Figure 1. SOM clustering of genes based on microarray data. (A) Flow chart of SOM clustering, xjn refers to the gene j expression level in nth sample, neuron i refers to the i cluster. (B) Hierarchical clustering on SOM clustering results; each 100 sub-clusters were divided into six major clusters. (C) The expression trend of genes in each neuron in the samples (Neuron 1–100, from bottom to top, from left to right). (D) The heatmap of gene expression in neuron 89, 99, and 100.

Weight Gene Co-expression Network Construction and Module Identification

Before WGCNA, the genes detected in GSE1572 were filtered according to the filtering procedure described in “Materials and Methods” section, and 5,000 genes were obtained. Then the 30 samples’ microarray data were read by R for Hierarchical clustering (Supplementary Figure 2A). Finally, 30 sets of data were obtained and matched to age (Supplementary Figure 2B). WGCNA was performed to identify gene co-expression networks associated with age. In the co-expression network, the degree of association between a module and other modules can be evaluated by the average connection degree and scale independence. Specifically, the closer the mean connectivity is to 0 and the closer the scale independence is to 1, the lower the correlation between modules. In the study, we set the threshold of scale independence to 0.9. We found that when the power value reaches 12, the scale independence can reach 0.9, and the mean connectivity is close to 0 (Supplementary Figure 3). Through the calculation of the correlation coefficient between genes, the genes were clustered according to the expression pattern theoretically, and the patterned genes are clustered into the same module. Seventeen co-expressed modules, ranging in size from 37 to 1,524 genes (assigning each module a color for reference), were identified (Supplementary Table 1 and Figure 2).

FIGURE 2
www.frontiersin.org

Figure 2. WGCNA analysis of the microarray data. (A) Network analysis of gene expression in aging identifies distinct modules of co-expression data. (B) Pearson correlation coefficient between the age and module eigengene, numbers in brackets indicate the corresponding p-values. (C) Correlation between gene significance (GS) and module membership (MM) for the clinical trait of age of genes in yellowgreen module. Cor represents absolute correlation coefficient between MM and GS.

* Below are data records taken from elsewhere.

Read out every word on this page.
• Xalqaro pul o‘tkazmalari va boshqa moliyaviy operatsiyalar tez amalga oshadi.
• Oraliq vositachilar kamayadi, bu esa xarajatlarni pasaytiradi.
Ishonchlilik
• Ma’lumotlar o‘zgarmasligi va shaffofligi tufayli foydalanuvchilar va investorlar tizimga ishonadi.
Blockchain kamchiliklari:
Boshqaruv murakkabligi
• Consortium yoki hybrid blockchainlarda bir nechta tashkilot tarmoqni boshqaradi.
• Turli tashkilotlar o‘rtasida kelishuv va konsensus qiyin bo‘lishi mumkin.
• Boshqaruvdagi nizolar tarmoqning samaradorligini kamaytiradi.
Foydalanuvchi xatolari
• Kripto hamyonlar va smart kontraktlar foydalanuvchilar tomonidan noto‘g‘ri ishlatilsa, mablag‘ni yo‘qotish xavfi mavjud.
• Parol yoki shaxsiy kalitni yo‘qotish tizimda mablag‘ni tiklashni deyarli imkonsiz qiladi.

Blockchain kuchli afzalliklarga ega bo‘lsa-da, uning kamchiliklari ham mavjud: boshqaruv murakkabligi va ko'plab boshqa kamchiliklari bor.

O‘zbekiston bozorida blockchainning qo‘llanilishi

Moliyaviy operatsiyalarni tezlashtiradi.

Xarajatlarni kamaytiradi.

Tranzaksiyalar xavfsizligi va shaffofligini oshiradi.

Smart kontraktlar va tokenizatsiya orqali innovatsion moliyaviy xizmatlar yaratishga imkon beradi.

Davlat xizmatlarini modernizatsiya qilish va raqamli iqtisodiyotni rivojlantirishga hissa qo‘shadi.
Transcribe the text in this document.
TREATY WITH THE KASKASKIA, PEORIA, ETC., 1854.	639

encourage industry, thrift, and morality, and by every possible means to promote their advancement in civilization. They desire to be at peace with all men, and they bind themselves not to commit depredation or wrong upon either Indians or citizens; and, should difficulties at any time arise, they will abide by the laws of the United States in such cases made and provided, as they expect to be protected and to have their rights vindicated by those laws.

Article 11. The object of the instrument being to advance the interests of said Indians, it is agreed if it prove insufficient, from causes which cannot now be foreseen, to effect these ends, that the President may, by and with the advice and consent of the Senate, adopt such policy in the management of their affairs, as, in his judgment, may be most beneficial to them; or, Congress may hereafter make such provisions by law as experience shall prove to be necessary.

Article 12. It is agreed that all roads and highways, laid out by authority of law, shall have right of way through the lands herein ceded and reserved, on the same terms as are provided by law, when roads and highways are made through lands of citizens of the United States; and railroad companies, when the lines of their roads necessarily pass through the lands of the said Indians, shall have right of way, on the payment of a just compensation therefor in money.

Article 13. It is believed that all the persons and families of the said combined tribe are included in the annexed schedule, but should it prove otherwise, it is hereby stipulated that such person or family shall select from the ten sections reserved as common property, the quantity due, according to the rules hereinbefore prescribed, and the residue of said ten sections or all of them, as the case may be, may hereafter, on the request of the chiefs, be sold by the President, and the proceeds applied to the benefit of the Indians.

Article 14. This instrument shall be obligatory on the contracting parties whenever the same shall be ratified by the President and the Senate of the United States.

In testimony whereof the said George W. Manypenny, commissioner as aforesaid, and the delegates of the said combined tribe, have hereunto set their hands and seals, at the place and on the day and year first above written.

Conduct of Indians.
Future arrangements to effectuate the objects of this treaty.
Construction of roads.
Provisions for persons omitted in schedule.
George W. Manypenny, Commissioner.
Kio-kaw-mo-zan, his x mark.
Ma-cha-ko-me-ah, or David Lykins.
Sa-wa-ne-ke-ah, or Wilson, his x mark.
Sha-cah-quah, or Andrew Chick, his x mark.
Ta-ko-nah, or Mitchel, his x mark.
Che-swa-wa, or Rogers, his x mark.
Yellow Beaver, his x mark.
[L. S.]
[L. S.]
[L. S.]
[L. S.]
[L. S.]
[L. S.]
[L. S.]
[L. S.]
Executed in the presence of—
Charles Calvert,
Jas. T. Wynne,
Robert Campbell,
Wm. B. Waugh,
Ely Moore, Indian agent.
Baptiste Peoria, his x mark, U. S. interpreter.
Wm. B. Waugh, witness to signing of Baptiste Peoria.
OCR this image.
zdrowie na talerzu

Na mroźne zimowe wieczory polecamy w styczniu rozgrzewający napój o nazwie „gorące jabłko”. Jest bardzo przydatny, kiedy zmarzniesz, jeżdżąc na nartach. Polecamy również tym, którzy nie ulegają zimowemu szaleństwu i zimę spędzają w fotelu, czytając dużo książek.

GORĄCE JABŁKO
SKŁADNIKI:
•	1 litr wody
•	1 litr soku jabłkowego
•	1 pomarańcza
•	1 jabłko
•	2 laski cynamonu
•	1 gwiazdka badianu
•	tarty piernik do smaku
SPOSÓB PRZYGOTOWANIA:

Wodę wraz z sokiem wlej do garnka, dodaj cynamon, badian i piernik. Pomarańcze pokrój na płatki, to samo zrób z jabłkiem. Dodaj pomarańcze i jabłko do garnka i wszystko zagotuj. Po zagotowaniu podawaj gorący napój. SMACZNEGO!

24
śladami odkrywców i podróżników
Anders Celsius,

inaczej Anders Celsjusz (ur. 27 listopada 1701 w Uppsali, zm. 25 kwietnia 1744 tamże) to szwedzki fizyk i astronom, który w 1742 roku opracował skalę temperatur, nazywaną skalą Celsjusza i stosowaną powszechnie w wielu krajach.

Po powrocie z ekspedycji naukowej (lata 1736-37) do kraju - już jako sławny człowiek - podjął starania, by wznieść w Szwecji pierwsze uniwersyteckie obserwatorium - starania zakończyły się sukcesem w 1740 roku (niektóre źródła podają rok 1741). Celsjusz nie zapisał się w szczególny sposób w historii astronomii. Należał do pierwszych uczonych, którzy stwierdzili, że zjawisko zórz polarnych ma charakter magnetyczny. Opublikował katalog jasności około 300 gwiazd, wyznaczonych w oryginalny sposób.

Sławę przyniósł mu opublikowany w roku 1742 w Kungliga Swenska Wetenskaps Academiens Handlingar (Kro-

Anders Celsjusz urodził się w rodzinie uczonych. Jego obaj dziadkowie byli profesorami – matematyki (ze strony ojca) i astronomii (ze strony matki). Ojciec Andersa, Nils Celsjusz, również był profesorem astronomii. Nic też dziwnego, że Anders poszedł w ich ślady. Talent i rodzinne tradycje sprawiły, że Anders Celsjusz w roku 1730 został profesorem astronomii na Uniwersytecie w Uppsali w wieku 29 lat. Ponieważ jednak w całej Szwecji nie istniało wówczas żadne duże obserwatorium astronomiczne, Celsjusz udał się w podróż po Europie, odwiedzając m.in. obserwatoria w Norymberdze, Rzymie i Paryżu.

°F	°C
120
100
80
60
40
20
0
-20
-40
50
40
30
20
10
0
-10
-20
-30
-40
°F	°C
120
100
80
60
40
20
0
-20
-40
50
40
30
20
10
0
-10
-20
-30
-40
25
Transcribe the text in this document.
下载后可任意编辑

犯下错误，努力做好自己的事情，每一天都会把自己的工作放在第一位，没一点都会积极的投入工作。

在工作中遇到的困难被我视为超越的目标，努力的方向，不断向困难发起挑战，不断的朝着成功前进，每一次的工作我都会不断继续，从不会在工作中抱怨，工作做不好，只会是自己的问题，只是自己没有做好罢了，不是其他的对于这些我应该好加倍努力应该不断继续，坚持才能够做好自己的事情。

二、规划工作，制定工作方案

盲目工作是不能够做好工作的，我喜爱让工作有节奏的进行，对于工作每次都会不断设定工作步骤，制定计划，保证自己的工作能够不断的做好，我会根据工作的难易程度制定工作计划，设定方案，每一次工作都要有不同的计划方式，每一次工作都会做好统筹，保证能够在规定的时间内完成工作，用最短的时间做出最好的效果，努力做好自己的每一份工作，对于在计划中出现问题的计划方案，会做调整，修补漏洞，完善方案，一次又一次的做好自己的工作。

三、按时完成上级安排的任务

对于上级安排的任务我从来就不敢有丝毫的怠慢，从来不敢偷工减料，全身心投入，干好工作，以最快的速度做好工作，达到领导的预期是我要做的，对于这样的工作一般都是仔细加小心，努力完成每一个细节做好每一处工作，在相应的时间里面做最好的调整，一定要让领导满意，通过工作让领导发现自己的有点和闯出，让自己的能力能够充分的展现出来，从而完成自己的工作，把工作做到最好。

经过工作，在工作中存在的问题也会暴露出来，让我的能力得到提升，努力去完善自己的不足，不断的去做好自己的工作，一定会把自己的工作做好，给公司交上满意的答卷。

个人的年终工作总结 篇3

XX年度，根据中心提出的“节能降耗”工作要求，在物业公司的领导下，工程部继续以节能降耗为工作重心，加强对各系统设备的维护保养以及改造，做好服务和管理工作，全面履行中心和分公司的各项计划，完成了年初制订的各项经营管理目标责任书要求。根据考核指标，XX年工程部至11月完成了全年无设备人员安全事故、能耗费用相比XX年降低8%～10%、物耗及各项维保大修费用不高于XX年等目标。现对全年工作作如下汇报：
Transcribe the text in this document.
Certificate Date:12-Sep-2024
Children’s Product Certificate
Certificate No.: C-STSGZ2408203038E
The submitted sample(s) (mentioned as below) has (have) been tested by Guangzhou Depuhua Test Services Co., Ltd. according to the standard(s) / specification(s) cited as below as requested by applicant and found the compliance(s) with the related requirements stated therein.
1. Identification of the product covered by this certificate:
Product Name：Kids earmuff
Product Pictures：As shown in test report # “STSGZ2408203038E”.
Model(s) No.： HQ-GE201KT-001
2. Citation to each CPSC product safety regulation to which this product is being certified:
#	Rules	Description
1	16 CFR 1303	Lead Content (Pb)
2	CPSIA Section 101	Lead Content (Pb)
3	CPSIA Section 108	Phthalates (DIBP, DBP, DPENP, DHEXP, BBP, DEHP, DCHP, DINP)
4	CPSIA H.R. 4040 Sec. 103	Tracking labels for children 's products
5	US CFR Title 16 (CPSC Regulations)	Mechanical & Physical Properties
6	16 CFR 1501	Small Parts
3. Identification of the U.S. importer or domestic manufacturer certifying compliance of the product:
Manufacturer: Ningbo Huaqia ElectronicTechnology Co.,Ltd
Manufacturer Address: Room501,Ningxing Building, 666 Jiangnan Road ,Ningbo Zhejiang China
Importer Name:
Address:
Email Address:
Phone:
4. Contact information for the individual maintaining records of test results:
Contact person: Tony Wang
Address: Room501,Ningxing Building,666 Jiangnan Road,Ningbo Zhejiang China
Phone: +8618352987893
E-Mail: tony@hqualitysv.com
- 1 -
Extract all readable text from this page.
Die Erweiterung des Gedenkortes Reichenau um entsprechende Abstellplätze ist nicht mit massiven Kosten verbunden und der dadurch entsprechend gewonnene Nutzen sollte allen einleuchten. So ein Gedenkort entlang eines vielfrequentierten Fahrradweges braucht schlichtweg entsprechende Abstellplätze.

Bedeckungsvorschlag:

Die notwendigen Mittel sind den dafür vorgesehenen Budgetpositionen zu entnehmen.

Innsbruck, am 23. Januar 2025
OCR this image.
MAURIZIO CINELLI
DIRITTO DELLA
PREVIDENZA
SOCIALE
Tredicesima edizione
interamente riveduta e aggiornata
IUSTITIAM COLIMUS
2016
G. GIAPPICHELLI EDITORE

Finding the Module of Interest, Functional Annotation, and Identification of the Overlapping Genes Between Differentially Expressed Genes in Young/Old Individuals and Genes in the Module of Interest Verified in Weighted Gene Co-expression Network Analysis

To identify modules most significantly associated with age, the Pearson’s correlation coefficient between the module and age was calculated. The highest negative association in the module trait relationship was found between yellowgreen module and age score (cor = −0.83, p < 0.001, Figure 2B). Thus, yellowgreen module was selected as the module of interest in subsequent analyses. To confirm the correlation between module of interest and age, labeleHeatmap function was used to calculate the correlation values of module membership with gene significance (age) in the greenyellow module. The results showed significant correlation of module membership with gene significance in age (cor = 0.81, p < 0.0001) in greenyellow module (Figure 2C). To find the DEGs between young and aged individuals, the frontal cortical samples were grouped into individuals ≤42 and ≥73 years old and Limma packages were performed (see section “Materials and Methods” for age grouping criteria). About 4% of the genes analyzed were significantly changed (1.5-fold change or more, Figure 3A). Next, we performed overlap analysis between downregulated DEGs and genes in greenyellow module using the online veen tool; we found 45 genes in greenyellow module were also down-regulated DEGs (Figures 3B–D). These genes highly related to aging, and showed decreased expression during aging, suggesting that they might play important roles in age-related degeneration.

FIGURE 3
www.frontiersin.org

Figure 3. Identifying the overlapping genes between downregulated DEGs in aged group and genes in greenyellow module. (A) Heatmap of the expression of DEGs. (B) Heatmap of the gene expression in greenyellow module. (C) Using veen tools to find the overlap genes between downregulated genes in DEGs and genes in greenyellow module. (D) Heatmap showing the expression of the overlapping genes in the different samples.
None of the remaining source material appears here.